The fact is that it is NOT the PRESSURE of water in a large, high tank that makes the water flow faster or slower through the pipes, but the weight of a column of pouring water in a long vertical pipe that DRAWS water out of them! In this experiment, water “does not work by compression, but by stretching.”

I think that the results of such an experience will only confirm Bernoulli’s law or theory.

But it is more visual and easily explained in this modification:

Water STRETCHES DIFFERENTLY in wide and narrow pipes.

In wide ones – less, in narrow ones – more.

Thus, its TRANSVERSAL pressure on the walls is also different. Where it is stretched more, its pressure on the walls is less. It is precisely because of its “tension”.

Where there is less tension of the water, its pressure on the walls is greater!

Any liquid, unlike gases, is practically “NOT STRETCHABLE OR COMPRESSIBLE.”

But this does not mean that it lacks the effects of compression and tension.

A classic example of such effects is the phenomenon of cavitation in water (or any other liquid) under the influence of either a powerful ultrasonic wave or the rapid movement of some bodies in it, for example, the propeller of any powered floating object (boat, ship etc.)

It seems to me that just SUCH a variant of Bernoulli’s experiment more convincingly, as if “automatically”, explains the dependence of the TRANSVERSE pressure of a gas or liquid stream on the magnitude of its flow velocity.

Faciant meliora potentes.

If I’m wrong, let my seniors correct me.

6 VI 2026

P.S. According to the theory of intermolecular (or interatomic) interaction of Van der Waals, this interaction is twofold: The attraction of molecules-atoms to each other and at the same time their mutual repulsion.

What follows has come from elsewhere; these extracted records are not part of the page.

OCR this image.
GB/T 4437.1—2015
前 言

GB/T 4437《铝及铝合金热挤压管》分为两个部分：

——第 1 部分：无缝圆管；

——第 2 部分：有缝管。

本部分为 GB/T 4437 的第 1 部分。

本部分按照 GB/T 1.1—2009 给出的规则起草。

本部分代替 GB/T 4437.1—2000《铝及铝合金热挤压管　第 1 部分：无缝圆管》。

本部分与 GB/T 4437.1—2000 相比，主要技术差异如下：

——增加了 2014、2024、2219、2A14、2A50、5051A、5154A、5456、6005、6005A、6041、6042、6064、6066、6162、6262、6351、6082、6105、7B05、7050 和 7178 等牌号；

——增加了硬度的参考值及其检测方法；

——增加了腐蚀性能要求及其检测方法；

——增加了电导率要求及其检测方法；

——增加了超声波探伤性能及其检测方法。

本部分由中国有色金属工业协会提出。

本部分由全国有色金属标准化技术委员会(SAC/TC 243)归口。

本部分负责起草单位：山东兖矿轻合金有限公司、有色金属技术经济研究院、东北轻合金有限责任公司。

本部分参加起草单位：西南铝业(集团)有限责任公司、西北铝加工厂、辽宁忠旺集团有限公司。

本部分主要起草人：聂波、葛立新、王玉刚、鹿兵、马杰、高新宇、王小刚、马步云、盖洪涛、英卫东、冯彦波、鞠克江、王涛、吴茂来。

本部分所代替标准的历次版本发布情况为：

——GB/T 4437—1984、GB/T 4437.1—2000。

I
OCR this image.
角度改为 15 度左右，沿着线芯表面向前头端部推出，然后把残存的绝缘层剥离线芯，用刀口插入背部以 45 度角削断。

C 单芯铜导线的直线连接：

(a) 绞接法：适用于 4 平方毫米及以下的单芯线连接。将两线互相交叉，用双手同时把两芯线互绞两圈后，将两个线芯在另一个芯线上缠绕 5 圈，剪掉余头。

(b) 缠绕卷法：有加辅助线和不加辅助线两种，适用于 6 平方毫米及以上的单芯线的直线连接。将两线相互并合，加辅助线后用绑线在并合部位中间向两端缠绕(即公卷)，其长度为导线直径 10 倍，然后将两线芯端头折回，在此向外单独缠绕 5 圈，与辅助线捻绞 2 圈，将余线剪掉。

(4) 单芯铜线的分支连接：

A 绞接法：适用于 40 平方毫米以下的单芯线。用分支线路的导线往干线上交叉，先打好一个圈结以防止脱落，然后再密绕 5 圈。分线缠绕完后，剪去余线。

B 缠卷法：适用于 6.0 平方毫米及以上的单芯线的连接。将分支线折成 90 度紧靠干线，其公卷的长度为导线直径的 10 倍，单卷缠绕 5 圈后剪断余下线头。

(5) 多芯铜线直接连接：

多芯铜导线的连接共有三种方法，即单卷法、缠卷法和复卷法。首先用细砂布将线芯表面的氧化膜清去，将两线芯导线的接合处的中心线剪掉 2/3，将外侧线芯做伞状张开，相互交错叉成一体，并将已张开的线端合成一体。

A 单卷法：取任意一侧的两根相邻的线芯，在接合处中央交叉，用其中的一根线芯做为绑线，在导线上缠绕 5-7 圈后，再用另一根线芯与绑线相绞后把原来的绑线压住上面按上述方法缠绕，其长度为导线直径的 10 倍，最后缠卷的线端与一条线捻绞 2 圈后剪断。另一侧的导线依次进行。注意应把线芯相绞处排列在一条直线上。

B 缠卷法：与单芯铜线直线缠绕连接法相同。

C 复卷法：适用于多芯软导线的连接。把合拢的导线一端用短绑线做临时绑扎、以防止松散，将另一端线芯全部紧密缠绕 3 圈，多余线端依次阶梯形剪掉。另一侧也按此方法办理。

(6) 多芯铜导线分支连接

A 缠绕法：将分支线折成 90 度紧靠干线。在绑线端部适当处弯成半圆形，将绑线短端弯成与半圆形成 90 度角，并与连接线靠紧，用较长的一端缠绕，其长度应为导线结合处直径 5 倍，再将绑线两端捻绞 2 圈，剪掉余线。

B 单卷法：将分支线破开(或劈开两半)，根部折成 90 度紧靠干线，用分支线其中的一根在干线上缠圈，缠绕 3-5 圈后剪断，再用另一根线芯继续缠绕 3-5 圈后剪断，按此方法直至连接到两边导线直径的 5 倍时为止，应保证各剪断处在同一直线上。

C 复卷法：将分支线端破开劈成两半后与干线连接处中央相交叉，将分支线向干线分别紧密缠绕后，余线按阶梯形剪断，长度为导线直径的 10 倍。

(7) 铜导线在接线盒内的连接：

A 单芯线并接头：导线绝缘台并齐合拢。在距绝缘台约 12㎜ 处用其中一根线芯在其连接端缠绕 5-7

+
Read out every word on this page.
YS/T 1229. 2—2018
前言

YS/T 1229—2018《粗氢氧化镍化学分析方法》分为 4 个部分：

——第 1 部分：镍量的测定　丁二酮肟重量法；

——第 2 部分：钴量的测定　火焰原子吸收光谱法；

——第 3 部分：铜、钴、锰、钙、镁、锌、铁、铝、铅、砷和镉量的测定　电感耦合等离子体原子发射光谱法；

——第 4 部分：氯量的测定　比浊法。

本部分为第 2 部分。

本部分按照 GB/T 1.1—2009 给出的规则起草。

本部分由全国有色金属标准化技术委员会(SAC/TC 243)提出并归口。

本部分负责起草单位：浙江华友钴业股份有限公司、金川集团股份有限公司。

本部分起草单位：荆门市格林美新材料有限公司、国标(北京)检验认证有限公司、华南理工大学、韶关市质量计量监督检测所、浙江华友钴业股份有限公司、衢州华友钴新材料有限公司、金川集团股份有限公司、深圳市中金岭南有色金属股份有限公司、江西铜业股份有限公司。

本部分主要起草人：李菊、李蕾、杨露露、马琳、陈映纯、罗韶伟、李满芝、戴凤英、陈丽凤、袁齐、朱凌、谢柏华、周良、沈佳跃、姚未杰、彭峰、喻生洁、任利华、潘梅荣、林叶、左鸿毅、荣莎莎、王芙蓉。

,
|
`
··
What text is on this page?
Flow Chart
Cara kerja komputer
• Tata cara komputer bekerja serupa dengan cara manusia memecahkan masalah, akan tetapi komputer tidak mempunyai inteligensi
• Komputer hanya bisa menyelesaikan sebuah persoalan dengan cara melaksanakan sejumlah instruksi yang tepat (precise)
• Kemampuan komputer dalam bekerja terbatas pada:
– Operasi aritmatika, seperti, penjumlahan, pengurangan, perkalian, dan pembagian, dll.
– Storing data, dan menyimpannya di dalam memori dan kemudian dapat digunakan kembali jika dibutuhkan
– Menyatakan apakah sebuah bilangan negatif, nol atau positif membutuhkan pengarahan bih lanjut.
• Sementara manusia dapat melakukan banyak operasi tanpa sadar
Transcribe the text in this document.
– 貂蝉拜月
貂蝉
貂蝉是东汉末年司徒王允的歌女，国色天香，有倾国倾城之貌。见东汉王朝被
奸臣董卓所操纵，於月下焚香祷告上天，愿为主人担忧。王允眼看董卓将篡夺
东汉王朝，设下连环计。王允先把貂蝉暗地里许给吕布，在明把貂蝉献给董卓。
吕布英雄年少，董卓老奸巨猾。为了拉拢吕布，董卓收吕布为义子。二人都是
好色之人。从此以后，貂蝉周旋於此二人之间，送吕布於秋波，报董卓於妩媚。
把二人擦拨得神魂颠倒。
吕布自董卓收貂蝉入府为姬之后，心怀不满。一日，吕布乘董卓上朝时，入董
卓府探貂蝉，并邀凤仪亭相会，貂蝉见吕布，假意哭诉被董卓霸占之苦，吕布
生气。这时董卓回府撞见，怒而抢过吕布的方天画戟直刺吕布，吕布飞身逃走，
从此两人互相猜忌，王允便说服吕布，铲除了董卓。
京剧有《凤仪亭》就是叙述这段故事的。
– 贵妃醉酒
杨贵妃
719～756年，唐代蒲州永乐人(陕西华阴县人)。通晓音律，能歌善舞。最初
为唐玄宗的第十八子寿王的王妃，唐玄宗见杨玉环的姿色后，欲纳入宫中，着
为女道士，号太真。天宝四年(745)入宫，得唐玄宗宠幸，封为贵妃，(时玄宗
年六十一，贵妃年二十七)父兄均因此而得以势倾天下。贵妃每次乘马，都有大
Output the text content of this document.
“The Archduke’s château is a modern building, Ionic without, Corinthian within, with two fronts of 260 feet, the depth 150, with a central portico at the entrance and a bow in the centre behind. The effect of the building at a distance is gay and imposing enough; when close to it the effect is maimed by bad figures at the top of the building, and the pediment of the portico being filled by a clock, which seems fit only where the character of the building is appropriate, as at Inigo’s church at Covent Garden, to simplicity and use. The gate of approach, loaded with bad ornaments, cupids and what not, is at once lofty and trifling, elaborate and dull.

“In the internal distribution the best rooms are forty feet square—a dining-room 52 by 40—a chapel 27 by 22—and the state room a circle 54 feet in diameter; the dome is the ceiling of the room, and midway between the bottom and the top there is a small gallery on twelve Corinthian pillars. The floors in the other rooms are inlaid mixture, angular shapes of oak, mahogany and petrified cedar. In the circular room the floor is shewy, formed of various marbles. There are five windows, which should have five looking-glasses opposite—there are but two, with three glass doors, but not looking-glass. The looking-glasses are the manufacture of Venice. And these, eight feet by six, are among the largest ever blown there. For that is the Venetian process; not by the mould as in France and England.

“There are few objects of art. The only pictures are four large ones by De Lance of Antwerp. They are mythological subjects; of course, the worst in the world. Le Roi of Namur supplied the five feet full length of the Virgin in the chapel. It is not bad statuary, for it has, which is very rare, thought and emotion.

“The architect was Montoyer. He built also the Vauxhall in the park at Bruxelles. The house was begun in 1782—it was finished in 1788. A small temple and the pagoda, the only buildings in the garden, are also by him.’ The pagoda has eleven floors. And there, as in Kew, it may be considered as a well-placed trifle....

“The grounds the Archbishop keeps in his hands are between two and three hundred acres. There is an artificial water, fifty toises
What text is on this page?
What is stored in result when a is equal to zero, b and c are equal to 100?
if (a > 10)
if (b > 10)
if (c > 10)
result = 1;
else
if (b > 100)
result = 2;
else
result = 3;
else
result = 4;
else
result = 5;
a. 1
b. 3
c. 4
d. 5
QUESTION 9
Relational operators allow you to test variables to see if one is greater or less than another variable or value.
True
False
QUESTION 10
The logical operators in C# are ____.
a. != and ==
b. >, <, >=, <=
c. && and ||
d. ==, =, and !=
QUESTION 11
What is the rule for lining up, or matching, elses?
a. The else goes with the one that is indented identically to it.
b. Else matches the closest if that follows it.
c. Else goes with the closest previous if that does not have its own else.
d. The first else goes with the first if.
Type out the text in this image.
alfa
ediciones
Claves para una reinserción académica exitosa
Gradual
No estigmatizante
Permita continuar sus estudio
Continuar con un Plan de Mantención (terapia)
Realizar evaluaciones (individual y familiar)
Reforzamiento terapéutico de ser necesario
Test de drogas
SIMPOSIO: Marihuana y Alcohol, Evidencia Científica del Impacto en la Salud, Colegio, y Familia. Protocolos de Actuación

The pressure is caused by the mutual repulsion of molecules-atoms. In a stationary medium, liquid or gas, both of these forces create a certain correct sphere of interaction.

When moving in a gas or liquid stream, such a sphere of attraction and repulsion is transformed into elongated ellipsoid, the long axis of which more or less coincides with the flow velocity vector and is related to it by the degree of elongation. The higher the flow velocity, the more elongated the ellipsoid of the Van der Waals interaction becomes, the lower the TRANSVERSE pressure (and attraction) of the atoms — molecules relative to each other. This is reflected in the Bernoulli effect!

In a superfluid moving liquid (Helium Two) at a certain critical velocity (As in ordinary gases and liquids with a Reynolds number), for the same reason, possibly, that the bonds of pairs of Helium two atoms break and it turns into ordinary liquid helium.